In early 2026 Shenzhen, the house that once stood for China’s property boom and corporate governance—China Vanke—delivered two jolting notices within days. Its largest shareholder, state-backed Shenzhen Metro Group, offered a RMB2.36 billion lifeline at an almost subsidised rate (LPR minus 66 basis points). Three days later Vanke reported an expected 2025 net loss of about RMB82 billion, the largest single‑year loss in A‑share history, and disclosed a raft of rolling debt extensions and near‑term rigid payments.
The scale of the damage is stark: Vanke said it has extended debt involving principal of roughly RMB6.8 billion, while more than RMB11.26 billion of rigid repayments fall due by the end of July 2026. The company’s liquidity has been drained to keep projects and guaranteed deliveries moving—the partial completion of 117,000 homes in 2025 came at the cost of almost all usable cash. That trade‑off underscores the immediate systemic risk to creditors, homebuyers and smaller suppliers dependent on Vanke’s cash flow.

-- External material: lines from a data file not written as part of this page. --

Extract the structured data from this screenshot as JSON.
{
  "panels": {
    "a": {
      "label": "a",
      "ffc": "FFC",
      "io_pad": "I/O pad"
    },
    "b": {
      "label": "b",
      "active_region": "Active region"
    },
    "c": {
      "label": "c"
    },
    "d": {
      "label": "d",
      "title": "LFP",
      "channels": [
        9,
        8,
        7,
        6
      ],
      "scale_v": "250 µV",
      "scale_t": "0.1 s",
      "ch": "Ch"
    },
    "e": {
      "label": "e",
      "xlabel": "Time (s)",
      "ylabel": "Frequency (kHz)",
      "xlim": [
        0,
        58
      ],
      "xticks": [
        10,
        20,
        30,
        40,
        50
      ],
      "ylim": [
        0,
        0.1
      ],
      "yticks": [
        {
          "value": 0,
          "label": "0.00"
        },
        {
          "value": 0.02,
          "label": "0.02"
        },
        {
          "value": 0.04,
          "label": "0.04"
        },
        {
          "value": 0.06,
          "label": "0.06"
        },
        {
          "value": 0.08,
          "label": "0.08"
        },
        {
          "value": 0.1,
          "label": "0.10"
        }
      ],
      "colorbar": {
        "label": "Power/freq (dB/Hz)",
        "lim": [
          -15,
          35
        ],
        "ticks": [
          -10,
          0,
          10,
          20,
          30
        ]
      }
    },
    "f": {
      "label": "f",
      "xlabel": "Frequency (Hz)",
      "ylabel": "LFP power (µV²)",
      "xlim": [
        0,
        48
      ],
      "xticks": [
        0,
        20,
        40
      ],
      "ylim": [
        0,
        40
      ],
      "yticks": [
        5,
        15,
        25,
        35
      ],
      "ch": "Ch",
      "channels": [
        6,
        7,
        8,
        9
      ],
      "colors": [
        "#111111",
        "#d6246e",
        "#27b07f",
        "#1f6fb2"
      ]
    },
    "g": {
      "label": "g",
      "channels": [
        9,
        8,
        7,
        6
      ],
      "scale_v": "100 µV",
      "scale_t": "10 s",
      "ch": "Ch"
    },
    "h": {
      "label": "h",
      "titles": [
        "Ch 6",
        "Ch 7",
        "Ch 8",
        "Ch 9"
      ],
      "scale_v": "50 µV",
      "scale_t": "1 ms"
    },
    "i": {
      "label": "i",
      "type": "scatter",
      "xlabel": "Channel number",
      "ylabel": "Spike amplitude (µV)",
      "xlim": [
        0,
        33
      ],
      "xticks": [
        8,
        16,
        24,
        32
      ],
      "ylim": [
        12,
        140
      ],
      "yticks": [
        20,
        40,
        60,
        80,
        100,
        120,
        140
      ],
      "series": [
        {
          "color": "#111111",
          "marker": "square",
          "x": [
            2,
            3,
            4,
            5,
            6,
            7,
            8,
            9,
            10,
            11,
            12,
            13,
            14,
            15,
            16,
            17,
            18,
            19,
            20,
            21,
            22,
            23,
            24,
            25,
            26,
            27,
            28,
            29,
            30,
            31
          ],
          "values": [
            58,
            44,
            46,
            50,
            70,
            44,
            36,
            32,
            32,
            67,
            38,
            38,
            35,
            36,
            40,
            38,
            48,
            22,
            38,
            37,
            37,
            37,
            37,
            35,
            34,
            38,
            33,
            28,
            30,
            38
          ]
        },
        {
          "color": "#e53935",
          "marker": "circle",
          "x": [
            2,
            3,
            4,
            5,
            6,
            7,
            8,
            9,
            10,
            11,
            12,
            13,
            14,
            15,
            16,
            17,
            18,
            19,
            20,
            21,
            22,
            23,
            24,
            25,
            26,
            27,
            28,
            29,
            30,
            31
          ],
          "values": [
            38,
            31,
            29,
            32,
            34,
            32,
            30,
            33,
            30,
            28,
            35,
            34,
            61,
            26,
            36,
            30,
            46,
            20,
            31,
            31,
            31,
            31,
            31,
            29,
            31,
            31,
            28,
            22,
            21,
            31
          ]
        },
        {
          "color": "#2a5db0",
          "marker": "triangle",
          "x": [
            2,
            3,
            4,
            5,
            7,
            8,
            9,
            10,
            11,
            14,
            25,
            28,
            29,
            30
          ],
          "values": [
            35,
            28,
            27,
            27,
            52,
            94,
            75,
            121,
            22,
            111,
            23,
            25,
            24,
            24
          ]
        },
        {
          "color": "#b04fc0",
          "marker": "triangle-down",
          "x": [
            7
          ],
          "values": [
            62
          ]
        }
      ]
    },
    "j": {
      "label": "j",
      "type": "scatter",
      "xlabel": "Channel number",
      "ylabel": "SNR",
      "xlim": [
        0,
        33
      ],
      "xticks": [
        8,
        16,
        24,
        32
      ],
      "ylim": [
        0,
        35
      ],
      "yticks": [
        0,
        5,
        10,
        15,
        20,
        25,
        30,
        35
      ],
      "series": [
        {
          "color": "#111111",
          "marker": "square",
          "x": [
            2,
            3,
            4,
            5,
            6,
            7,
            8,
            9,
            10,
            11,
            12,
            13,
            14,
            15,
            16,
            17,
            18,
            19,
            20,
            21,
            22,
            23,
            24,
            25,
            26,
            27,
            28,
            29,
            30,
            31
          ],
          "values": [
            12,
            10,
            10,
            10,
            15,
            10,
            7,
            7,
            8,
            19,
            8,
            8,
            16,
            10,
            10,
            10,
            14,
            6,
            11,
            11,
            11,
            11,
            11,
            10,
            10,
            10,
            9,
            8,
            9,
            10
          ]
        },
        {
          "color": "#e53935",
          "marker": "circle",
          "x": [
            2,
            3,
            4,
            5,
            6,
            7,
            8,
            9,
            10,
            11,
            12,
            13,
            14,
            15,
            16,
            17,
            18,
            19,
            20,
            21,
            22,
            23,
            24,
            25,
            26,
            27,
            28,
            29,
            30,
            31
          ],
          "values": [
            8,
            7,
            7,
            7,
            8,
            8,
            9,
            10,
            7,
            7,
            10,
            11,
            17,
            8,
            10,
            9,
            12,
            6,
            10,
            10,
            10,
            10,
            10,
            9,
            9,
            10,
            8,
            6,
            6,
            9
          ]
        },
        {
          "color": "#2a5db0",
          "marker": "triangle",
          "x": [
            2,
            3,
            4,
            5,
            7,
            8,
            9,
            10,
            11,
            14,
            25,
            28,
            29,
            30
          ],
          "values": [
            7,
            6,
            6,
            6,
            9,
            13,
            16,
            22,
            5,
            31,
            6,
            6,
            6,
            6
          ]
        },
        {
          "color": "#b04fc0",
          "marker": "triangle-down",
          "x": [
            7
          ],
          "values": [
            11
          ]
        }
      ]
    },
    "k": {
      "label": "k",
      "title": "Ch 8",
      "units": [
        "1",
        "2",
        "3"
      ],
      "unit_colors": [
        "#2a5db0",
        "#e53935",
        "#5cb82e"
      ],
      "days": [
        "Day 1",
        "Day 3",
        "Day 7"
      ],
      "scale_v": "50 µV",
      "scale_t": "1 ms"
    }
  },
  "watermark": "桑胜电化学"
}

The calamity is not merely cyclical. The company’s recent implosion reads as an institutional failure of the “professional manager” model that once defined Vanke. The roots trace back to a 1988 share reform in which founder Wang Shi ceded his personal stake in employee shares in the name of creating a modern, manager‑run enterprise. For decades the arrangement looked like a model of governance: efficient executives running a decentralised shareholder base. Over time, however, power consolidated in a managerial inner circle led by executives such as Yu Liang and Zhu Jiusheng, while shareholder oversight remained diffuse.
That concentration of operational authority, paired with limited owner scrutiny, created incentives that critics now call “compensatory capture”: managers extracting outsized benefits without commensurate equity exposure. Allegations from project partners such as Yantai Bairun and media reconstructions describe a pattern of off‑balance liquidity churn. In one flagged case, a Yantai development with 120,000 square metres of floor area had a project company capitalised at just RMB12 million despite a normal capital requirement north of RMB150 million.
The mechanisms alleged are familiar to corporate forensic accountants: group‑level cash pools that redeploy funds away from individual project companies; intra‑group financing through high‑interest loans issued by off‑balance “finance” entities; and structurally complex co‑investment (follow‑on) plans that give managers priority paybacks and yield while leaving ordinary shareholders exposed. Public market data show a striking asymmetry: Vanke’s share price and shareholders’ equity eroded over years even as senior management compensation and follow‑on returns remained at the top of the industry.
The 2015 activist episode with Baoneng crystallised the tensions. When outsider investor Yao Zhenhua, backed by fronting funds, aggressively accumulated Vanke shares, the management and founding circles waged a defensive campaign. Contemporary hindsight suggests that the managers feared, above all, the audit and transparency an activist owner would bring; the implication is stark—what looks like principled resistance to a “hostile” buyer may have been protection against scrutiny.
Operational decisions in recent years compounded the governance problems. Despite public exhortations to “survive” after 2018, Vanke pursued aggressive land acquisition between 2019 and 2021, snapping up expensive plots that now weigh heavily as impaired assets. Parallel expansion into long‑rent apartments, logistics and retail—after depreciation and writedowns—has produced structural losses. Management has argued that high land costs, falling margins and asset impairments explain the RMB82 billion shortfall; critics contend these trends also mask resource diversion and strategic misallocation.
For Beijing and market regulators, Vanke poses an awkward test case. The company carries state ownership traces via Shenzhen Metro’s intervention, and its collapse would be politically sensitive given the millions of homeowners and small contractors that sit downstream. Calls for a forensic, structural audit are rising: Vanke’s public loss should be converted into a ledger of accountability, proponents argue, rather than a set of headline‑only write‑downs.
The broader lesson reaches beyond one troubled champion. Vanke’s descent illustrates how the professional manager model, when divorced from effective external governance—large, engaged shareholders, robust regulators and transparent auditing—can morph into a vehicle for managerial enrichment and organisational fragility. China’s property sector has weathered many shocks; the Vanke episode could trigger closer oversight, tighter rules on intra‑group financing, and renewed pressure for clearer beneficial‑ownership and compensation disclosure.